Strength of this study is the size of the cohort, although the low prevalence of the severe forms of BPD implies wide CIs and high value of negative predictive value. Further study strengths are the prospective systematic data records concerning neonatal and neurodevelopmental variables, and the adjustment of the analyses for several confounding factors. The rate of infants lost to follow-up of 19% represents a limitation of the study. As gestational age and BPD rate were lower and higher, respectively, in infants visited at 2 years of corrected age than in those lost to follow-up, we might assume that we assessed a population sample with high neurodevelopmental risk. The other main study limitations are the retrospective approach, in which specific characteristics of the neonatal respiratory course of the study infants have been extracted from their clinical charts; the lack of information concerning a room air test for the classification of BPD severity; and the fact that the indication for respiratory support might have been influenced by a subjective judgement of the clinicians in charge.
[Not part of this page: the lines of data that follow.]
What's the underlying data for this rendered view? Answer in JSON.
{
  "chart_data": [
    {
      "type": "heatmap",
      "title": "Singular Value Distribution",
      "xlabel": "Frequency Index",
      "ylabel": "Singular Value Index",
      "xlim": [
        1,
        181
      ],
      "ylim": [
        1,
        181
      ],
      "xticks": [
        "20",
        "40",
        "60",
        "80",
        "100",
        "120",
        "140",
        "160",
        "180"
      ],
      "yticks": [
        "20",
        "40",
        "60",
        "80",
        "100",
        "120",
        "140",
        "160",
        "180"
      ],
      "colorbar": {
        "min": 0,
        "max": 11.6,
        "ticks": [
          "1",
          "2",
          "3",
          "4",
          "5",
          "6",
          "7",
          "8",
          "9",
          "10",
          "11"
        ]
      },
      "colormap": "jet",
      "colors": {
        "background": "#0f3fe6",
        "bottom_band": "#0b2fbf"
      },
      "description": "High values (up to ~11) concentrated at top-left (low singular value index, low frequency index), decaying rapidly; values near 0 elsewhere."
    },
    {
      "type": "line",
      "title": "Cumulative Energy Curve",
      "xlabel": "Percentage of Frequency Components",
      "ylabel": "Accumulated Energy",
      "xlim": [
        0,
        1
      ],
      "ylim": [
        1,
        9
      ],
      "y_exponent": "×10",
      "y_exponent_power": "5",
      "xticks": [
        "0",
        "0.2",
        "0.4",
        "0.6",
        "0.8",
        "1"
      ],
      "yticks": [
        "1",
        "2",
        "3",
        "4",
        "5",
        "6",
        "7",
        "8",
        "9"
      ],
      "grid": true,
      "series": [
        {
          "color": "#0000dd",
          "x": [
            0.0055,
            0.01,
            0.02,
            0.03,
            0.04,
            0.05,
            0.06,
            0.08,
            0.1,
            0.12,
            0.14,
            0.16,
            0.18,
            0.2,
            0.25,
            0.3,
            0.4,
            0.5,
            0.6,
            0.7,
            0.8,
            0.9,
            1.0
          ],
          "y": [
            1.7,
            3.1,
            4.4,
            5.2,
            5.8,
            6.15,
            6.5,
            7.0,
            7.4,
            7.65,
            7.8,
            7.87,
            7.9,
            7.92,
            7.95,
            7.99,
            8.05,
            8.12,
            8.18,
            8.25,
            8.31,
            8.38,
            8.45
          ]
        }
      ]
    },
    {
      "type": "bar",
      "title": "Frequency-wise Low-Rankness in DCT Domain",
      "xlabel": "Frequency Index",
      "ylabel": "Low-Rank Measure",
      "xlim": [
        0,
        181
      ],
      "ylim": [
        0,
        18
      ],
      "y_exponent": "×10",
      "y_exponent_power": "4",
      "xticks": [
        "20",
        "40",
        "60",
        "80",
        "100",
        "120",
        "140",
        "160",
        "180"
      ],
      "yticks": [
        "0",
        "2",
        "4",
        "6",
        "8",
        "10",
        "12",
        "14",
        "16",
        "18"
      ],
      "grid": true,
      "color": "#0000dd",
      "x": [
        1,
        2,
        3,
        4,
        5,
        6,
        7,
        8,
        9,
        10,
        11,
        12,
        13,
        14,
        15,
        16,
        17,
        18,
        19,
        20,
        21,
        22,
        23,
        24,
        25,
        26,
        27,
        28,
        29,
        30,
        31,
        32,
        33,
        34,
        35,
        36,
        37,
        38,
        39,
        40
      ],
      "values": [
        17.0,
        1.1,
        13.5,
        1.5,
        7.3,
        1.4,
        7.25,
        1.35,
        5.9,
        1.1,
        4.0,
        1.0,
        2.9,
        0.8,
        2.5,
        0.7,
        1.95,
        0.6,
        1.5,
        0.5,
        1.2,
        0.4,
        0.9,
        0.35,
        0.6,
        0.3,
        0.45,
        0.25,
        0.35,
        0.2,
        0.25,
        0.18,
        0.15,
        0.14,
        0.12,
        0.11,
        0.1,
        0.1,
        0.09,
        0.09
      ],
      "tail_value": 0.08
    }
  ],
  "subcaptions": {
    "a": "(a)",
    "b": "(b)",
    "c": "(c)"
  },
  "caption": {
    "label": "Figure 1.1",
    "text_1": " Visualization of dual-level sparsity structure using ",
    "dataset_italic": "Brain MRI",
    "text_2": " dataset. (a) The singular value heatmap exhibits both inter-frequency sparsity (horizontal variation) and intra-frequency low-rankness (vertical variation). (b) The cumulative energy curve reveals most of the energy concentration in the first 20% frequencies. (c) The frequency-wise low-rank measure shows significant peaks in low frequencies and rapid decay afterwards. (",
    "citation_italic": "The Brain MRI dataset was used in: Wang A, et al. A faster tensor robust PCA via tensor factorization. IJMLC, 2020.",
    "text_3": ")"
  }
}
These limitations might have introduced an information bias, especially within the group of infants with moderate BPD, among whom we observed the largest number of reclassifications to mild BPD between 36 and 40 weeks’ PMA. The inclusion of the various developmental tests used within this cohort represents another important limitation, because it might have introduced a bias in the classification of outcomes. However, the sensitivity analysis that focused purely on infants tested with Bayley-II (the largest group of infants within the cohort) supports the study conclusions.
Finally, as no local normative data for Bayley-III is available in Switzerland yet, we opted to set the cut-off for NDI at development scores below 85 and not below 70 for this test version. Despite recent literature21–23 in support of this choice, we cannot prove the assumption that Bayley-III tended to overestimate development in this cohort.
In conclusion, we found that, in this cohort, severe BPD was a better independent predictor of NDI at the age of 2 years than mild or moderate BPD. The diagnosis of severe BPD at 40 weeks’ PMA seems to allow better identification of infants at high risk of poor neurodevelopment than at 36 weeks’ PMA. As the generalisability of the present findings is reduced by the study limitations, further prospective studies are needed to confirm them. In addition to the present findings, respiratory outcome data are needed to support resetting the BPD definition so as to provide higher prognostic value than the current consensus.